Onların her birini hatırlarız, kendilerine has ve ortak özellikleriyle, Murat'ı, Emin'i, Aynil'i, Rasim'i Emre ve Kenan'ı bütün bu yoldaşların her biri onları eşsiz kılan özellikleriyle ve o güzel çehreleriyle silinmemek üzere yer ettiler bilincimize ve kalbimize. Evet tüm bunlardan dolayı çok ağır bir bedeldir bir devrimcinin ölümsüzleşmesi. Her kaybın mücadeledeki yerleri doldurulur doldurulmasına ya kalbimizdeki yerleri? Dolmaz ruhumuzdaki, kalbimizdeki yerleri ve yokluklarını hissederiz ömrümüz boyunca. Dostlarımız olur hani, hani samimi arkadaşlarımız, hani sonra yavaş yavaş zayıflar kopar bağlarımız, hani sonra yeni dostlar alır eskilerinin yerini. Hatta severiz, aşık oluruz, hatta delicesine çok aşık oluruz. Hatta uğruna yaşarcasına ama sonra araya kar yağar, hatta rüzgar çıkar, fırtına hatta yenisi alır öncekinin yerini ama bir devrimcinin kalbimizdeki yerini kimse alamaz. Üstelik şahsen, tanışmıyor olsak bile! Hangimizin kalbinde Che'nin bir yeri yok ki? Hatta ve hatta daha biz doğmadan öldürüldüğü halde öylece durmaz mı, yaşamaz mı onlar kalbimizde?

Elbette hiç birini unutmayacağız ve elbette ve dahası andıkça onları her geçen gün daha fazla, andıkça var edeceğiz onları kendimizde ve kendimizle. Yaşatırken her birini dönüşmüş de olacağız her birine. Ve elbette bu bir başarı da olacaktır çünkü faşizme kafa tutmuş bu kahramanlara dönüşebilmek mücadele de kalıcı olmanın yollarından biridir.

Fakat onların yaptıkları onlara dair anılarımız ve onların bizdeki etkileri, bizi kalıcı kılmaya yeterli olmaz. Çoğu kez sanılıyor ki, onların hepsi, "parti ideolojisine tam olarak hakimdi, her şeyi sular seller gibi biliyorlardı" Şüphesiz böyle olanları az değildi, ama yine şüphesiz ki, bir çoğu da buna fırsat bulamadan daha genç yaşta ölümsüzleşti. Çünkü böylesi bir ideolojik yetkinlik yıllar ve yıllar alır. Onların en önemli özelliği devrime olan sarsılmaz inanç ve bağlılıklarıdır.
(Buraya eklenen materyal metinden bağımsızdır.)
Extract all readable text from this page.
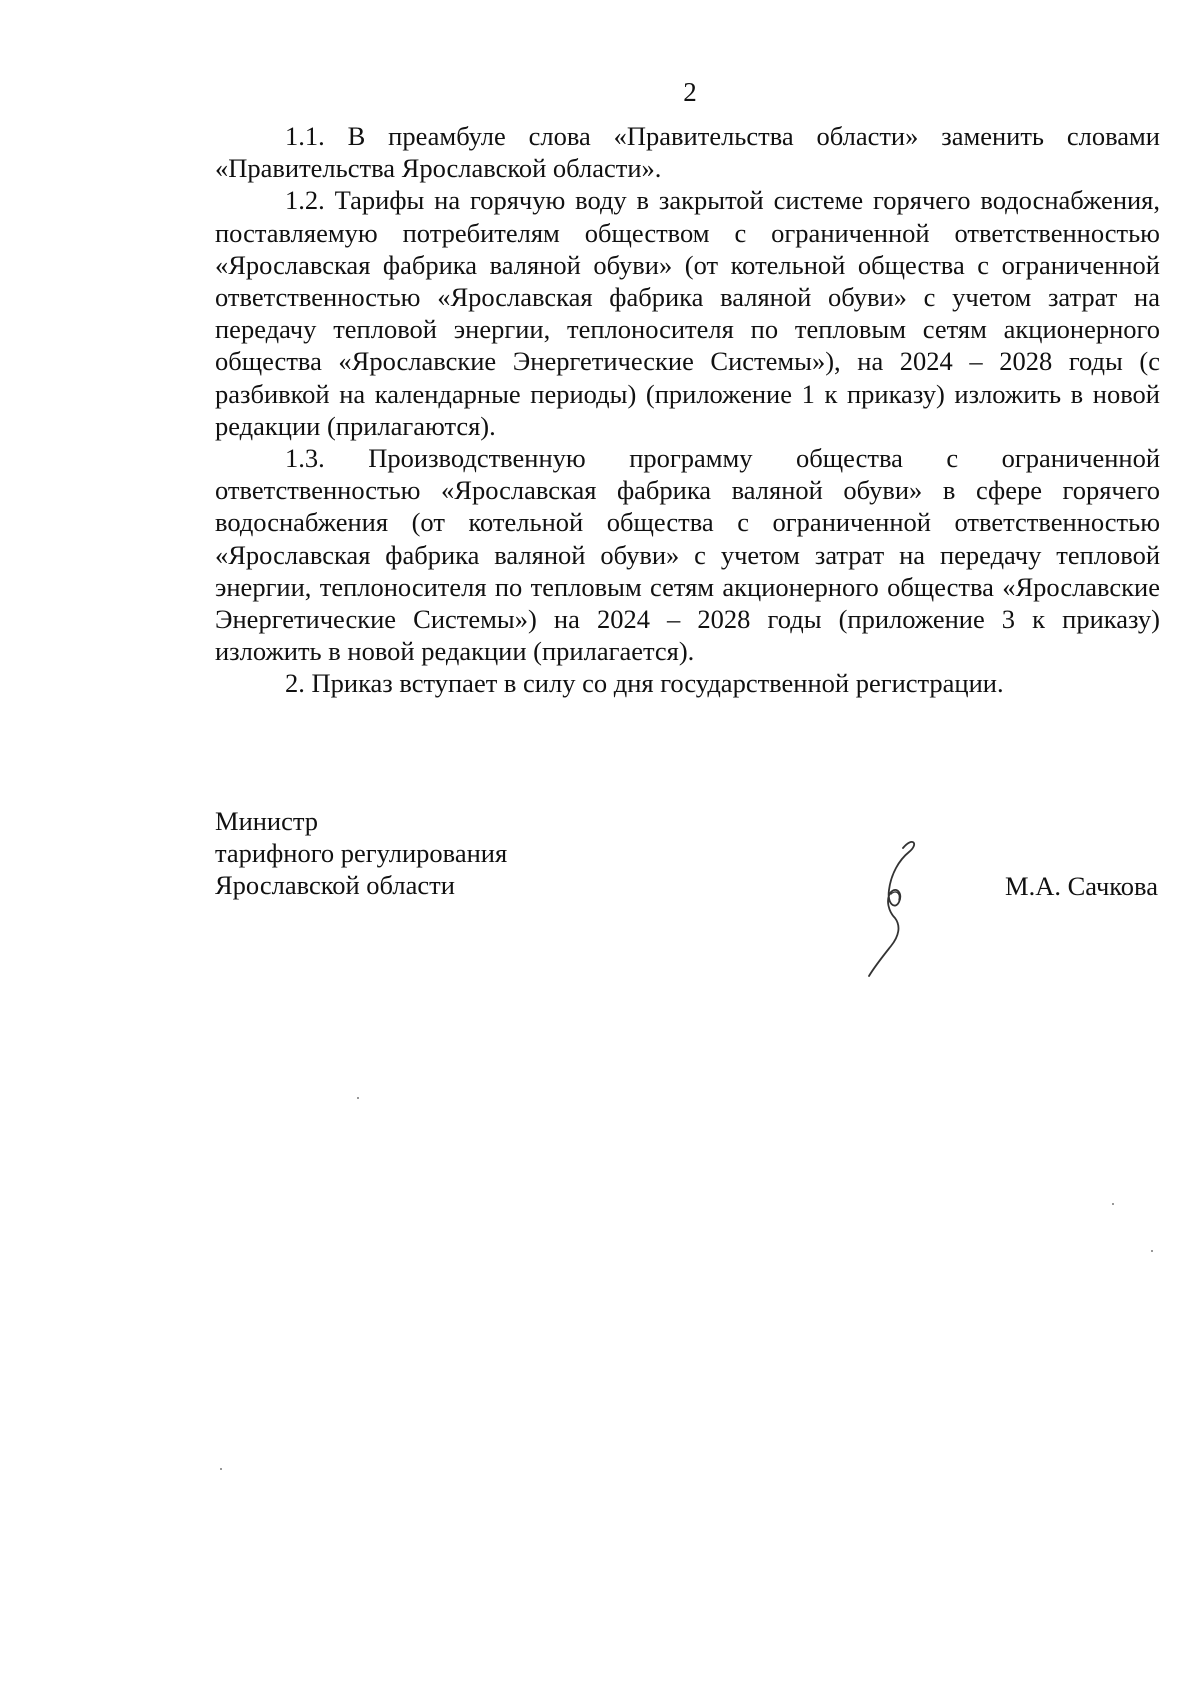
2

1.1. В преамбуле слова «Правительства области» заменить словами «Правительства Ярославской области».

1.2. Тарифы на горячую воду в закрытой системе горячего водоснабжения, поставляемую потребителям обществом с ограниченной ответственностью «Ярославская фабрика валяной обуви» (от котельной общества с ограниченной ответственностью «Ярославская фабрика валяной обуви» с учетом затрат на передачу тепловой энергии, теплоносителя по тепловым сетям акционерного общества «Ярославские Энергетические Системы»), на 2024 – 2028 годы (с разбивкой на календарные периоды) (приложение 1 к приказу) изложить в новой редакции (прилагаются).

1.3. Производственную программу общества с ограниченной ответственностью «Ярославская фабрика валяной обуви» в сфере горячего водоснабжения (от котельной общества с ограниченной ответственностью «Ярославская фабрика валяной обуви» с учетом затрат на передачу тепловой энергии, теплоносителя по тепловым сетям акционерного общества «Ярославские Энергетические Системы») на 2024 – 2028 годы (приложение 3 к приказу) изложить в новой редакции (прилагается).

2. Приказ вступает в силу со дня государственной регистрации.

Министр
тарифного регулирования
Ярославской области	М.А. Сачкова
Onların en önemli özelliği buydu ve onları yenilmez kılan da budur. Cesaret, bilinç yoldaşlara ve partiye olan güven de şüphesiz çok önemliydi onlar için. Yılmadan, yorulmadan devam etmek de. Ardıllarına bıraktıkları miras işte budur ve işte bu bizi kalıcı kılacaktır. İşte bununla yola devam edeceğiz. Onlar sarsılmaz devrim inancıyla kendilerini sürekli değiştirdiler, dönüştürdüler. Çünkü mücadele sürekli kendini aşmayı, yenilemeyi ister. Çünkü sadece kendini yenileyen devrimcilerdir yenilmez olan. Çünkü sürekli kendini yenileyen devrimlerdir yıkılmaz olan.
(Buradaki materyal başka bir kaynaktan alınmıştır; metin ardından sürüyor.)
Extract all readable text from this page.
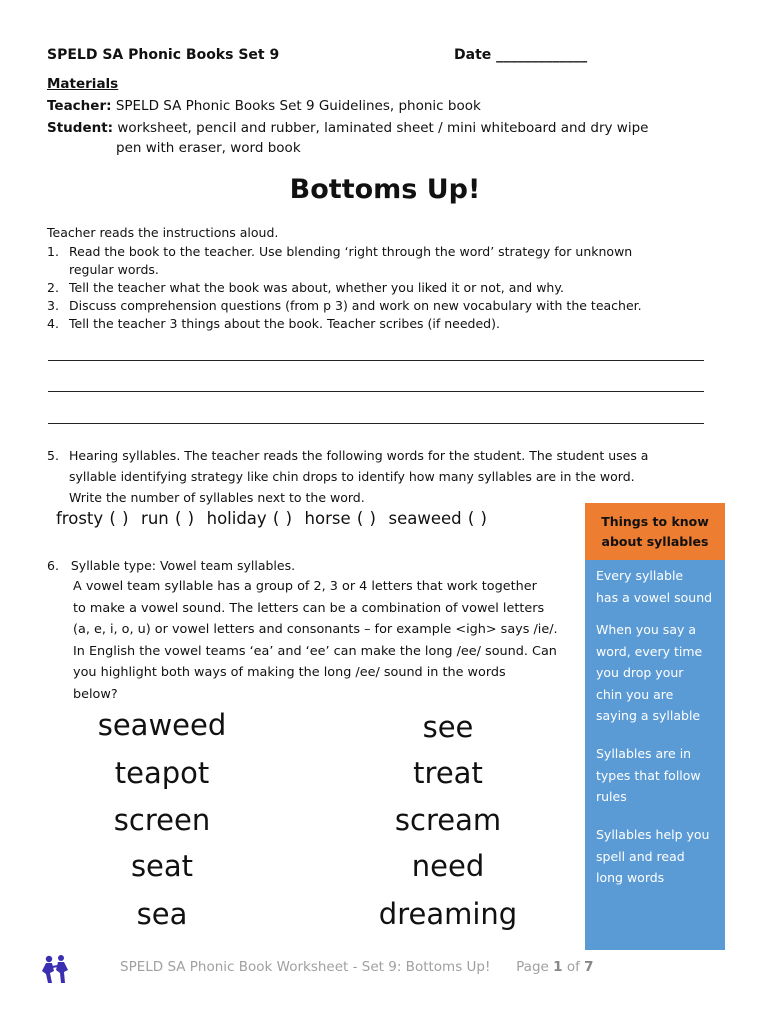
SPELD SA Phonic Books Set 9	Date _____________
Materials
Teacher: SPELD SA Phonic Books Set 9 Guidelines, phonic book
Student: worksheet, pencil and rubber, laminated sheet / mini whiteboard and dry wipe
pen with eraser, word book
Bottoms Up!
Teacher reads the instructions aloud.
1. Read the book to the teacher. Use blending ‘right through the word’ strategy for unknown
regular words.
2. Tell the teacher what the book was about, whether you liked it or not, and why.
3. Discuss comprehension questions (from p 3) and work on new vocabulary with the teacher.
4. Tell the teacher 3 things about the book. Teacher scribes (if needed).
5. Hearing syllables. The teacher reads the following words for the student. The student uses a
syllable identifying strategy like chin drops to identify how many syllables are in the word.
Write the number of syllables next to the word.
frosty ( ) run ( ) holiday ( ) horse ( ) seaweed ( )
6. Syllable type: Vowel team syllables.
A vowel team syllable has a group of 2, 3 or 4 letters that work together
to make a vowel sound. The letters can be a combination of vowel letters
(a, e, i, o, u) or vowel letters and consonants – for example <igh> says /ie/.
In English the vowel teams ‘ea’ and ‘ee’ can make the long /ee/ sound. Can
you highlight both ways of making the long /ee/ sound in the words
below?
seaweed
teapot
screen
seat
sea
see
treat
scream
need
dreaming
Things to know
about syllables

Every syllable
has a vowel sound

When you say a
word, every time
you drop your
chin you are
saying a syllable

Syllables are in
types that follow
rules

Syllables help you
spell and read
long words

SPELD SA Phonic Book Worksheet - Set 9: Bottoms Up! Page 1 of 7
Kalemimiz titremeli onlara dair yazarken ve konuşurken ve anlatırken ve düşünürken onlara dair kalbiniz titremeli ve Neruda'nın dizeleri gelmeli aklınıza, hatta dökülmeli bu dizeler dilinizden, kaleminizden, "Onlar ölmediler / Ateş fitilleri gibi / Dimdik ayakta / Barut ortasındalar" Ölmediler diyebilmektir yani. Hatta ölümlerine şahit olarak ölmediklerini bilmektir, inanmaktır, anlamaktır. Anlamaktır; bu kavgada ölümün olduğunu ama ölenin hiç olmadığını anlamaktır! Anlamaktır, her gidenin bizde yaşadığını bilerek anlamaktır!.. Anlamaktır milyonların kalbinde yaşadıklarını bilerek!...
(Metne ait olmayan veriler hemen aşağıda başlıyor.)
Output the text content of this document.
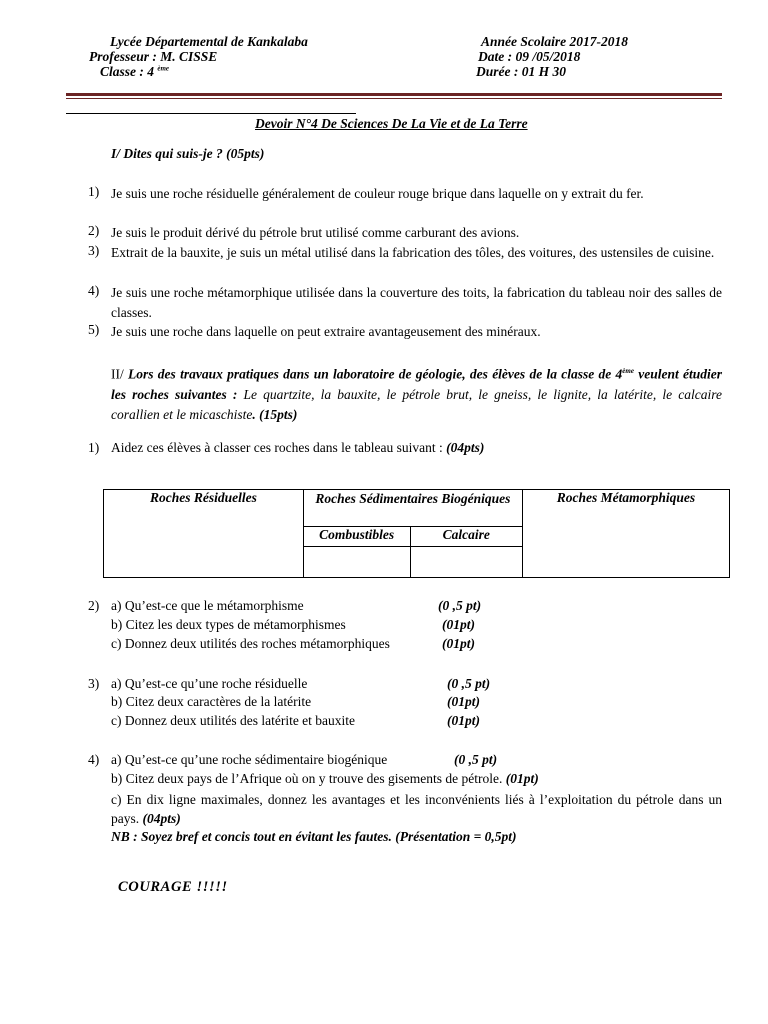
Lycée Départemental de Kankalaba
Professeur : M. CISSE
Classe : 4 $^{ème}$
Année Scolaire 2017-2018
Date : 09 /05/2018
Durée : 01 H 30
Devoir N°4 De Sciences De La Vie et de La Terre
I/ Dites qui suis-je ? (05pts)
1) Je suis une roche résiduelle généralement de couleur rouge brique dans laquelle on y extrait du fer.
2) Je suis le produit dérivé du pétrole brut utilisé comme carburant des avions.
3) Extrait de la bauxite, je suis un métal utilisé dans la fabrication des tôles, des voitures, des ustensiles de cuisine.
4) Je suis une roche métamorphique utilisée dans la couverture des toits, la fabrication du tableau noir des salles de classes.
5) Je suis une roche dans laquelle on peut extraire avantageusement des minéraux.
II/ Lors des travaux pratiques dans un laboratoire de géologie, des élèves de la classe de 4ème veulent étudier les roches suivantes : Le quartzite, la bauxite, le pétrole brut, le gneiss, le lignite, la latérite, le calcaire corallien et le micaschiste. (15pts)
1) Aidez ces élèves à classer ces roches dans le tableau suivant : (04pts)
Roches Résiduelles	Roches Sédimentaires Biogéniques		Roches Métamorphiques
	Combustibles	Calcaire	

2) a) Qu’est-ce que le métamorphisme	(0 ,5 pt)
b) Citez les deux types de métamorphismes	(01pt)
c) Donnez deux utilités des roches métamorphiques	(01pt)
3) a) Qu’est-ce qu’une roche résiduelle	(0 ,5 pt)
b) Citez deux caractères de la latérite	(01pt)
c) Donnez deux utilités des latérite et bauxite	(01pt)
4) a) Qu’est-ce qu’une roche sédimentaire biogénique	(0 ,5 pt)
b) Citez deux pays de l’Afrique où on y trouve des gisements de pétrole. (01pt)
c) En dix ligne maximales, donnez les avantages et les inconvénients liés à l’exploitation du pétrole dans un pays. (04pts)
NB : Soyez bref et concis tout en évitant les fautes. (Présentation = 0,5pt)
COURAGE !!!!!
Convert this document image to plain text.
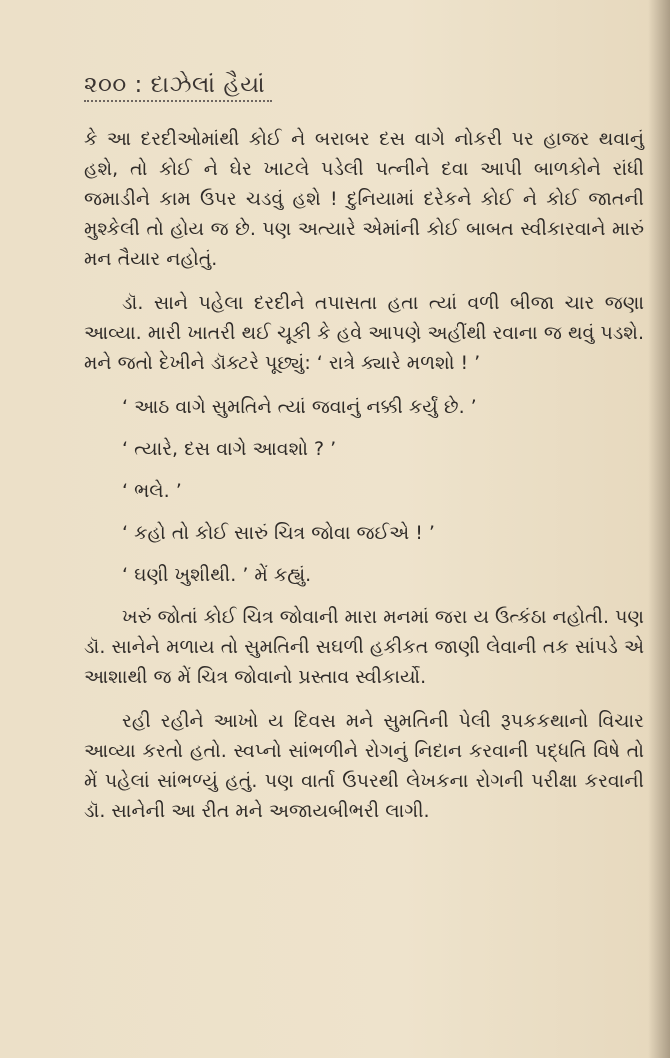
૨૦૦ : દાઝેલાં હૈયાં

કે આ દરદીઓમાંથી કોઈ ને બરાબર દસ વાગે નોકરી પર હાજર થવાનું હશે, તો કોઈ ને ઘેર ખાટલે પડેલી પત્નીને દવા આપી બાળકોને રાંધી જમાડીને કામ ઉપર ચડવું હશે ! દુનિયામાં દરેકને કોઈ ને કોઈ જાતની મુશ્કેલી તો હોય જ છે. પણ અત્યારે એમાંની કોઈ બાબત સ્વીકારવાને મારું મન તૈયાર નહોતું.

ડૉ. સાને પહેલા દરદીને તપાસતા હતા ત્યાં વળી બીજા ચાર જણા આવ્યા. મારી ખાતરી થઈ ચૂકી કે હવે આપણે અહીંથી રવાના જ થવું પડશે. મને જતો દેખીને ડૉક્ટરે પૂછ્યું: ‘ રાત્રે ક્યારે મળશો ! ’

‘ આઠ વાગે સુમતિને ત્યાં જવાનું નક્કી કર્યું છે. ’

‘ ત્યારે, દસ વાગે આવશો ? ’

‘ ભલે. ’

‘ કહો તો કોઈ સારું ચિત્ર જોવા જઈએ ! ’

‘ ઘણી ખુશીથી. ’ મેં કહ્યું.

ખરું જોતાં કોઈ ચિત્ર જોવાની મારા મનમાં જરા ય ઉત્કંઠા નહોતી. પણ ડૉ. સાનેને મળાય તો સુમતિની સઘળી હકીકત જાણી લેવાની તક સાંપડે એ આશાથી જ મેં ચિત્ર જોવાનો પ્રસ્તાવ સ્વીકાર્યો.

રહી રહીને આખો ય દિવસ મને સુમતિની પેલી રૂપકકથાનો વિચાર આવ્યા કરતો હતો. સ્વપ્નો સાંભળીને રોગનું નિદાન કરવાની પદ્ધતિ વિષે તો મેં પહેલાં સાંભળ્યું હતું. પણ વાર્તા ઉપરથી લેખકના રોગની પરીક્ષા કરવાની ડૉ. સાનેની આ રીત મને અજાયબીભરી લાગી.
Onları eski bir dostu anar gibi anamayız. Bir gençlik hatırası değil onlar, ya da bir çocukluk. Herhangi bir zamanda, herhangi bir yerde öylesine tanışarak samimi olduğumuz insanlar değil onlar. Vapurda karşılaştığımız güzel kadın, trafikte bize yol veren yakışıklı adam da değil. Onları ilk defa ya bir eylemin ortasında görmüşüzdür ya bir eyleme hazırlanırken ya da bir eylemden sonra. Nasıl tanımışsak onları işte hep öyle hatırlarız, yani sarsıcı biçimde ve işte böyle de anarız. "Yanı başımızdaymış gibi / Toplanın bir" dercesine hatta. "Kavgamız sürüp gidecek / Fabrikada sokakta, tarlada" diyeceğiz ama yetmez. Bu yüzden daha da emin olarak "Kavgamız her yerde sürüp gidecektir. / Kanımızla ıslanmış bu bayraklar / Yüreğimizde sonsuz bir ilkbahar yaprağı gibi serpilip gelişecektir" demektir.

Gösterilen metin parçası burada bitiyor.